The night before her birthday, I had this experience that I related on Facebook:
This little lady turns 1 tomorrow. As I held her as she fell asleep tonight, I cried some big, fat tears. I'm not ready! I want to keep my sweet baby forever. My boys have been raising hell lately and I feel like she's the only one left who still loves me. I don't want her to get older!! We all love her so much and I could not be happier that we decided to have a third child. Not sure what kind of celebration I can cook up for tomorrow since we are in the middle of a move, but let it be known: Marie Joy, you are so loved.
I feel similarly still. Part of me wants to go back to her
immobile, super squishy days. Another part of me wants to hurry up and have her
be independent.
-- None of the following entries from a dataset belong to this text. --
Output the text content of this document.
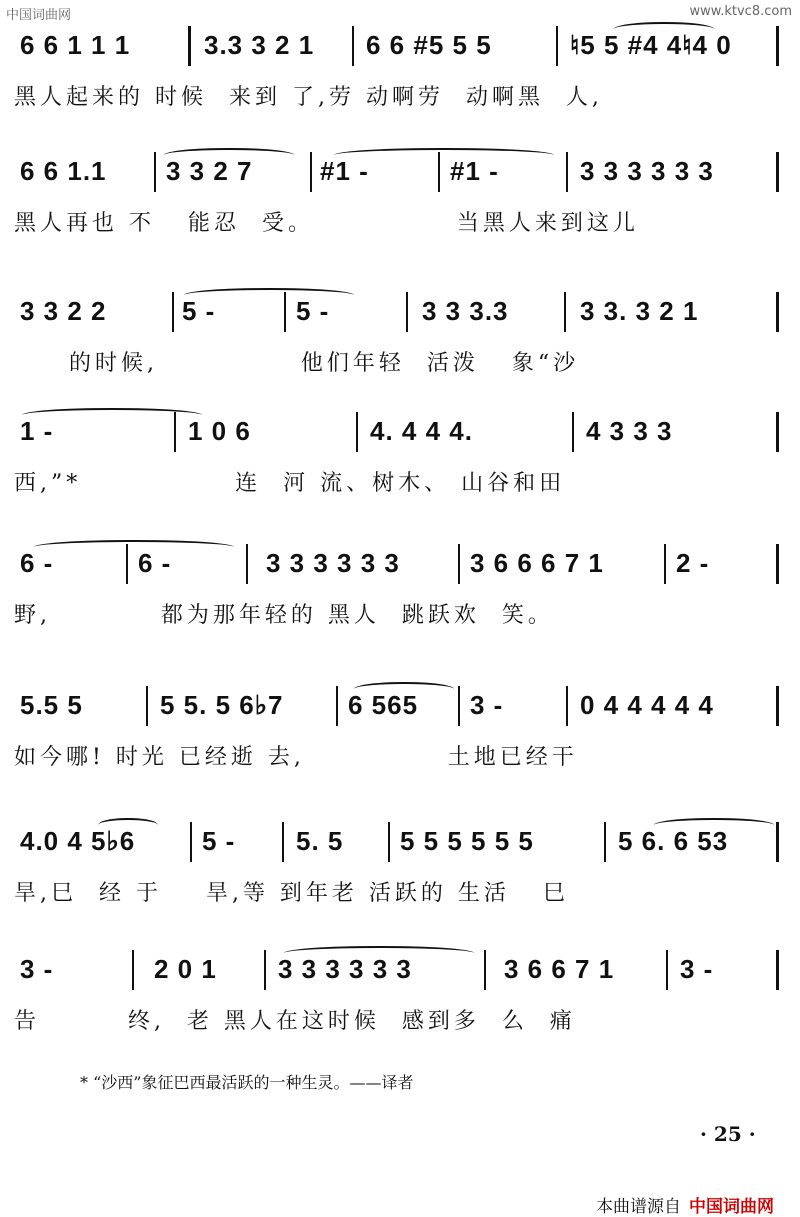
中国词曲网	www.ktvc8.com
6 6 1 1 1	3.3 3 2 1 6 6 #5 5 5	♮5 5 #4 4♮4 0
黑人起来的 时候  来到 了,劳 动啊劳  动啊黑  人,
6 6 1.1 3 3 2 7	#1 -	#1 -	3 3 3 3 3 3
黑人再也 不   能忍  受。             当黑人来到这儿
3 3 2 2	5 -	5 -	3 3 3.3	3 3. 3 2 1
的时候,             他们年轻  活泼   象“沙
1 -	1 0 6	4. 4 4 4.	4 3 3 3
西,”*              连  河 流、树木、 山谷和田
6 -	6 -	3 3 3 3 3 3	3 6 6 6 7 1	2 -
野,          都为那年轻的 黑人  跳跃欢  笑。
5.5 5	5 5. 5 6♭7 6 565 3 -	0 4 4 4 4 4
如今哪! 时光 已经逝 去,             土地已经干
4.0 4 5♭6	5 - 5. 5 5 5 5 5 5 5	5 6. 6 53
旱,巳  经 于    旱,等 到年老 活跃的 生活   巳
3 -	2 0 1 3 3 3 3 3 3	3 6 6 7 1	3 -
告        终,  老 黑人在这时候  感到多  么  痛
* “沙西”象征巴西最活跃的一种生灵。——译者
· 25 ·
本曲谱源自 中国词曲网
And the part of me that I should emphasize the most loves
watching her develop every day.
I bought this lovely outfit for Marie in China and had visions of doing a photoshoot of her, much like the one I did when she was 6 months old, but the lighting wasn't great in our temporary home and she was MUCH more mobile and difficult to photograph.
I know the exposure of this one is funky, but I kind of like it anyway.
I love photos of people with their birthday candles lighting up their faces. Marie didn't understand the concept of blowing out the candles, so we all helped.